The idea is to allocate threads to cores in the order 0, 2, 4, 6, 1, 3, 5, 7. That way when you're running four threads or less, each thread has exclusive access to all the resources in a module (such as the front-end and L2) instead of having to share them. Turbo frequency is something the scheduler needs to consider as well. The scheduler in Win 8 is module aware and looks like it will offer some pretty solid improvements in single/lightly threaded tasks by more optimally distributing threads to Bulldozer modules than Win 7 does. Tom's Hardware saw between 8-12% performance improvement in WoW, depending on resolution (
link). AMD also had a slide that showed between 2-10% improvement in gaming performance with Win 8 (
link). The most CPU limited of the games AMD tested, Left 4 Dead 2, saw a 10% improvement in FPS. The more GPU limited games saw a modest improvement in performance, between 2-4%. But this is very promising, because single/lightly threaded performance was one of the areas BD really fell short of my expectations (that and power consumption). That's why I won't bother with Bulldozer now, but if new steppings (not talking about Piledriver, but B3 revision silicon) can reign in on power consumption a bit and software optimizations can improve performance a fair amount, I think it will be a much better option.

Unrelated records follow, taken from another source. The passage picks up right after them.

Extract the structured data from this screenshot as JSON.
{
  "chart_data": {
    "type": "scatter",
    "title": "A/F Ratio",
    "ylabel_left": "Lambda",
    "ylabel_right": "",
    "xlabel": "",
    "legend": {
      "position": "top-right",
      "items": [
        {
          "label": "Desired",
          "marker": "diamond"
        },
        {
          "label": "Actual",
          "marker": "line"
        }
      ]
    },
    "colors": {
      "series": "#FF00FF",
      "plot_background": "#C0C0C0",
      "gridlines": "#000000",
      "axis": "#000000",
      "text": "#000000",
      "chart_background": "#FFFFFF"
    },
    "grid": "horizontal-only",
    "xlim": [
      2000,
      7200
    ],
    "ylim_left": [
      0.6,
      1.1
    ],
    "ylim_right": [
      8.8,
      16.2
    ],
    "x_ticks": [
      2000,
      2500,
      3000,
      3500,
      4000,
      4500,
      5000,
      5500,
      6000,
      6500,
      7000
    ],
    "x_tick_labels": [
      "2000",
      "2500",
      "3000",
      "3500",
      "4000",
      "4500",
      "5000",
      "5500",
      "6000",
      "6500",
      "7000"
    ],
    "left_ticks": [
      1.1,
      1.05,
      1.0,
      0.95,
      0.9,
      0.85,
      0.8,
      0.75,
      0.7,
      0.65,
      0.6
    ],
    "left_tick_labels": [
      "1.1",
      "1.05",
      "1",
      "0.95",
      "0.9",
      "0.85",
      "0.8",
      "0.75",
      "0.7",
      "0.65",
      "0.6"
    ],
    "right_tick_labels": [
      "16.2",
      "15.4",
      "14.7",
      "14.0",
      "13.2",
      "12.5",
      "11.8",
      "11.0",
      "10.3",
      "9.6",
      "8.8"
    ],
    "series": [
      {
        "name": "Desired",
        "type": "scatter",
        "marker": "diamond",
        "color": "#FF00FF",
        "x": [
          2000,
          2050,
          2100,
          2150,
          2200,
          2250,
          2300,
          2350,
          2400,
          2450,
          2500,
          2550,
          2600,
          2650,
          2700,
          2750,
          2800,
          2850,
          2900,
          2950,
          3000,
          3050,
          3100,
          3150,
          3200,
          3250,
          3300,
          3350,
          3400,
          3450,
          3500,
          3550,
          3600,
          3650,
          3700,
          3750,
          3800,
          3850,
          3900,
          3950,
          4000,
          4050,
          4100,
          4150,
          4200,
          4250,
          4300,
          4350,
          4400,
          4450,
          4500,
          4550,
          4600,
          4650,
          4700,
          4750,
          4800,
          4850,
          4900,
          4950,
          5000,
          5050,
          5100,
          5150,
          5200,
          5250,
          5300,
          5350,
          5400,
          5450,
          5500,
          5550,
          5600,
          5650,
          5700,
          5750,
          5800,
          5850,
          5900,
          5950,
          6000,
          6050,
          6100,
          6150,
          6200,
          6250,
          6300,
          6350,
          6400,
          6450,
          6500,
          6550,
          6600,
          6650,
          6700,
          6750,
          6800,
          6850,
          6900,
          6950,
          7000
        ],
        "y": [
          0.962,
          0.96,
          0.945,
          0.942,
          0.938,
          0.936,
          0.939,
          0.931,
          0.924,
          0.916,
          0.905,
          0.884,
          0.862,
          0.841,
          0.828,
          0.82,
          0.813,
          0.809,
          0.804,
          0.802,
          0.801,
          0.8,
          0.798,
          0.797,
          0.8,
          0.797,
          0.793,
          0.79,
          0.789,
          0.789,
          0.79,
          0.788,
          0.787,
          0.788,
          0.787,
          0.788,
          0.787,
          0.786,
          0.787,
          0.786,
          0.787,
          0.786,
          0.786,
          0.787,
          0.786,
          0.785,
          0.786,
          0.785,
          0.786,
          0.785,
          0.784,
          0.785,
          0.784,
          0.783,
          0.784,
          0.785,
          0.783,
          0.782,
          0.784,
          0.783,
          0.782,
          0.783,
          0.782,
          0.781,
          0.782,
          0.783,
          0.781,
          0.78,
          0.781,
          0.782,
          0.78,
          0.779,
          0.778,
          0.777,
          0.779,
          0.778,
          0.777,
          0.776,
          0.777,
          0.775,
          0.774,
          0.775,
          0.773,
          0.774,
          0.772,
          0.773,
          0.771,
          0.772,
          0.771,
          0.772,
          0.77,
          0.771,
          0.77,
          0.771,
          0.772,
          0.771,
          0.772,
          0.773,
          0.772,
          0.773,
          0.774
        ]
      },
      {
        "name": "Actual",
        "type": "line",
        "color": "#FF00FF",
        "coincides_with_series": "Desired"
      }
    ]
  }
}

Also worth noting is that HyperThreading has the exact same limitations. For example, with a HyperThreaded CPU, for optimal performance you would not want to send one thread to a physical core and then another thread to the logical core for that same physical core. This would lead to a situation where the two threads are fighting for resources within the core. In theory the performance hit would be greater than Bulldozer, which duplicates a lot of resources within a module, while very little is duplicated with HT. The optimal scheduling is to send each thread to a physical core whenever possible (in the case of a quad core w/HT, when you're running four or less threads). All SMT schemes have this pitfall, whether it's HyperThreading or the module approach. That's why the scheduler needs to be aware of logical cores in HyperThreading just like it needs to be aware of modules for optimal performance. The difference is that Windows has been HyperThreading aware since XP I believe, but the module approach hasn't been around for nearly a decade and schedulers and other software haven't been optimized for it. But once they are it will help.